Update: The cloture vote on the nomination of David Hamilton for the Seventh Circuit is scheduled for later today. Read a profile which ran earlier this month in Human Events on Hamilton’s controversial record.
Obama’s first judicial nomination, David Hamilton was nominated in March for a seat on the United States Court of Appeals for the Seventh Circuit, based in Chicago. Senate Majority Leader Harry Reid has signaled that he intends to bring Hamilton’s nomination before the full Senate this week.
Back in March, an anonymous administration official, citing the president’s aim “to put the history of the confirmation wars behind us,” told the New York Times that Hamilton’s place as the administration’s first judicial nominee was not an accident. Hamilton was to serve, according to the official, “as a kind of signal,” about the type of moderate nominees the new president would select.
The seven intervening months have brought numerous examples of ultra-liberal appointees and judicial nominees. In this case the administration has sent a signal that even the most “moderate” of Obama’s nominees will come with decidedly radical baggage.
Now Alabama Sen. Jeff Sessions, the ranking Republican on the Judiciary Committee, sounded the alarm and put the brakes on the rapid-fire confirmation process.
Hamilton’s controversial rulings, which Sessions summarizes in an October 30 letter to his Senate colleagues, include a 2005 decision to prohibit the Indiana state Legislature from beginning its sessions with Christian prayers. The ruling was dismissed by the Seventh Circuit Court after an appeal, in which it was found that the individuals named in the suit were not harmed by the prayers, and therefore had no case.
“This is a judge that’s making the statement that having a prayer during a legislative session that ends in the name of ‘Allah the Magnificent’ is constitutional,” said Jay Sekulow, chief counsel with the American Center for Law and Justice, “but having that same prayer end in the name of ‘Jesus our Messiah’ is not.”
The court to which Hamilton was nominated, the Seventh Circuit, has repeatedly admonished and overturned Hamilton’s rulings. After Hamilton blocked the enforcement of Indiana’s informed consent abortion law, the Seventh Circuit said “No court anywhere in the country… has held any similar law invalid in the years since [the Supreme Court ruled in] Casey. Indiana… is entitled to put its law into effect and have that law judged by its own consequences.”
A central point in Sessions’ rebuke of Hamilton’s candidacy is his stance on President Obama’s “empathy standard,” the controversial legal approach that came under fire during U.S. Supreme Court Justice Sonia Sotomayor’s confirmation hearings.
Many view the “empathy standard” as legal justification for allowing judges to call on personal and life experience when making decisions, rather than a strict interpretation of the law.
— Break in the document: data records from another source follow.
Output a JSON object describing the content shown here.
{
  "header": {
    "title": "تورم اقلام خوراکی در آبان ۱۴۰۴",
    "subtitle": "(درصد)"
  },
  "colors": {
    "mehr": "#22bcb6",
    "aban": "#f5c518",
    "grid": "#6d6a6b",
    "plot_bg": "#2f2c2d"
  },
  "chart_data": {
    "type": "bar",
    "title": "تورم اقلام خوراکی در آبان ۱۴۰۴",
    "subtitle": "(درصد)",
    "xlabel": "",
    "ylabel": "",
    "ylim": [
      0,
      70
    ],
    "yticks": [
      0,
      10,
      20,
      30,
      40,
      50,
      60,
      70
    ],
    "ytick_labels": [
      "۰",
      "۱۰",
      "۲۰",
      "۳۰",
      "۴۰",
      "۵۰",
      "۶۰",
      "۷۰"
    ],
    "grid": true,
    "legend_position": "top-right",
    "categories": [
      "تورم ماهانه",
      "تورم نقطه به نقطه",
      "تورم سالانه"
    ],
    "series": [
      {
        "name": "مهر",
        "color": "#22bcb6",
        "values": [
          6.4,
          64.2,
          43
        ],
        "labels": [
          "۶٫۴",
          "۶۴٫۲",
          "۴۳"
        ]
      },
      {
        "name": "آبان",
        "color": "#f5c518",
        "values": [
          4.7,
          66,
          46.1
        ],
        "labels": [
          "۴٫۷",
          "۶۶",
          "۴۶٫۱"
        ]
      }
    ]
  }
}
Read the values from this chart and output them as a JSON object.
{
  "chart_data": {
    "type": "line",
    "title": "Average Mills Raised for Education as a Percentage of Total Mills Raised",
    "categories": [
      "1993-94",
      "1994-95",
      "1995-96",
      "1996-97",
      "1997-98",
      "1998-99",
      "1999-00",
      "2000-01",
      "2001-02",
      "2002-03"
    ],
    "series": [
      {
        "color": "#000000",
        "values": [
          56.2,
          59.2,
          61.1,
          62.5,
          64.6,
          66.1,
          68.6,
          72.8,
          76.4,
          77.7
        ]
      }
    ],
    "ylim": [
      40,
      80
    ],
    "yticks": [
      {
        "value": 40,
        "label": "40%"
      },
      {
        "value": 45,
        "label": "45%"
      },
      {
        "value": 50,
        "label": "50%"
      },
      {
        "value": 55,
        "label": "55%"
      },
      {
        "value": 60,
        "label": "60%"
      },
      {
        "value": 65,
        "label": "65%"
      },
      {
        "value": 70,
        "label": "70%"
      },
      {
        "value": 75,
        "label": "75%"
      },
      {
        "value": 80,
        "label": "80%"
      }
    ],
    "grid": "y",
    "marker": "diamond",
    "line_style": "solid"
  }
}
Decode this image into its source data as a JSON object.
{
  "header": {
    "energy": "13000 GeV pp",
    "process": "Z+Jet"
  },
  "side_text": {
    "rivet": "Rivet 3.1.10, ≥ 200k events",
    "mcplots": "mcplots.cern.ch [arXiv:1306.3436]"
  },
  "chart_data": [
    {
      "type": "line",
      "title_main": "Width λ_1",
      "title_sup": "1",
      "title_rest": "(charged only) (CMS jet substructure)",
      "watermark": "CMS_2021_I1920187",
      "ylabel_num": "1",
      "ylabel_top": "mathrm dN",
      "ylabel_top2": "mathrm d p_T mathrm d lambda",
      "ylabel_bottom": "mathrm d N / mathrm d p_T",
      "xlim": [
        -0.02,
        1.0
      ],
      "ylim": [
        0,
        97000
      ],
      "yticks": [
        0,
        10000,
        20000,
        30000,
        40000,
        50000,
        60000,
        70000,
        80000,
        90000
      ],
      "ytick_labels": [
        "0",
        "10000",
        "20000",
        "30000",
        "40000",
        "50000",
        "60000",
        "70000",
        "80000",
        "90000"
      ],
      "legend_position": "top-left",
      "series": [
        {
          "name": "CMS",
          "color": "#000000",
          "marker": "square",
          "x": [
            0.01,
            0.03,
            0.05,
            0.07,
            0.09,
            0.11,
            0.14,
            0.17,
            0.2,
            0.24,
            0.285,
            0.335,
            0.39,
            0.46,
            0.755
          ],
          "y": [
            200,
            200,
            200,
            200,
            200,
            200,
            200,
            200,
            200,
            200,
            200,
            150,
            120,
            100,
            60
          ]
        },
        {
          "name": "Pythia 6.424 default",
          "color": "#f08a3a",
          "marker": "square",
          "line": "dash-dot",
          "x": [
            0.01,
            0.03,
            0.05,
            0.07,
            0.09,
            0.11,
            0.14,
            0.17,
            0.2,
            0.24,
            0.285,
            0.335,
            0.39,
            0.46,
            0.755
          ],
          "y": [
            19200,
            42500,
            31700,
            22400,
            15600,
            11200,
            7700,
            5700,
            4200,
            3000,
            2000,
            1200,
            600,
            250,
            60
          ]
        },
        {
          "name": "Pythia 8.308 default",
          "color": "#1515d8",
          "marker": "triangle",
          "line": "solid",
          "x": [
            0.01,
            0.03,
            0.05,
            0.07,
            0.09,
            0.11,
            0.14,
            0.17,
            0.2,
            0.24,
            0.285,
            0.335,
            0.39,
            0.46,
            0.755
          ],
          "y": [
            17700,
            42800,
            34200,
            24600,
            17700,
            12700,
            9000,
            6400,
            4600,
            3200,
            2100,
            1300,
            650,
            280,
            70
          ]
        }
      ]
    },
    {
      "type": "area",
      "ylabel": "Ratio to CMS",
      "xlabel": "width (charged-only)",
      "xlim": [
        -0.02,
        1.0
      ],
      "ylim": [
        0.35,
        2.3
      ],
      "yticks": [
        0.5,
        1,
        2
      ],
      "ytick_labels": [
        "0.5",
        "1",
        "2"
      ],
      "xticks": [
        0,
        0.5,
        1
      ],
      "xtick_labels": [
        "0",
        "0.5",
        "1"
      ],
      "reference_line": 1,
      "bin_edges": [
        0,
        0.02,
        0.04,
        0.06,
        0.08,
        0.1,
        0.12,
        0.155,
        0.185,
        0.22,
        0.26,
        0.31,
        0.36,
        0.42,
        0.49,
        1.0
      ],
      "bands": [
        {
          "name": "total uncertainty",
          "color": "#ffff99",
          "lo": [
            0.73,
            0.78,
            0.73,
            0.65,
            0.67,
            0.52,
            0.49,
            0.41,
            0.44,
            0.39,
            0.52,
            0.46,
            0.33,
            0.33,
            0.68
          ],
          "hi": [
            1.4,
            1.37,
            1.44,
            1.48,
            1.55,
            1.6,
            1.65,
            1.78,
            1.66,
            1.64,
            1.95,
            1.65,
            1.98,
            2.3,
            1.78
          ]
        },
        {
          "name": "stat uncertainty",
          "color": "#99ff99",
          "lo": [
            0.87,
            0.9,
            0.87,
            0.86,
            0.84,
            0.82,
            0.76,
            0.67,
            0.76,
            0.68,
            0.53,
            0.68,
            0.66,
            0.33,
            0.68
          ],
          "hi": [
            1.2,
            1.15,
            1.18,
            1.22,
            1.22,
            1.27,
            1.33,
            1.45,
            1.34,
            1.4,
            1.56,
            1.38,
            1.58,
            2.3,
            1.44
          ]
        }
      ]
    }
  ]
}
Even Sotomayor — who embraced this theory repeatedly before her confirmation hearing — openly rejected it while testifying to the committee.
“This is not the type of service that should be rewarded with a promotion. Indeed, this is one of those extraordinary circumstances where the President should be informed that his nominee is not qualified,” said Sessions.
Broader than this specific nominee, of concern to seasoned observers of the judicial nomination process is the unprecedented pace of judicial nominee hearings in this Congress, already at 64% of Obama’s nominees. At this point in the Bush administration only 38% of nominees had gotten to this stage.
Senators have had an average of 47 days from nomination to hearing to consider President Obama’s circuit nominees. This compares to 176 days during Bush’s first two years.
Some, including prominent conservative lawyer Geoffrey Slaughter defend Hamilton as left wing but still acceptable. “His judicial philosophy is to the left of mine, there’s no doubt about that, but his decisions are not so far outside of the mainstream as to be disqualified,” said Slaughter.
Sen. Sessions has joined every Republican on the Senate Judiciary Committee in voicing disagreement with Slaughter’s claim. According to Sessions, Hamilton’s rulings “evidence an activist judicial philosophy,” and therefore disqualify him from promotion.
The case of David Hamilton is considered unlikely to get the press and wide-spread condemnation of the Van Jones scandal or even the several Obama appointments troubled by “tax-issues” earlier this year. While Hamilton may not be a high-profile Supreme Court nominee his appointment is still crucial. “It’s a big deal, because 99.9 percent of the cases do not go to the Supreme Court of the United States,” said Sekulow. “It’s these appellate courts that are the final word.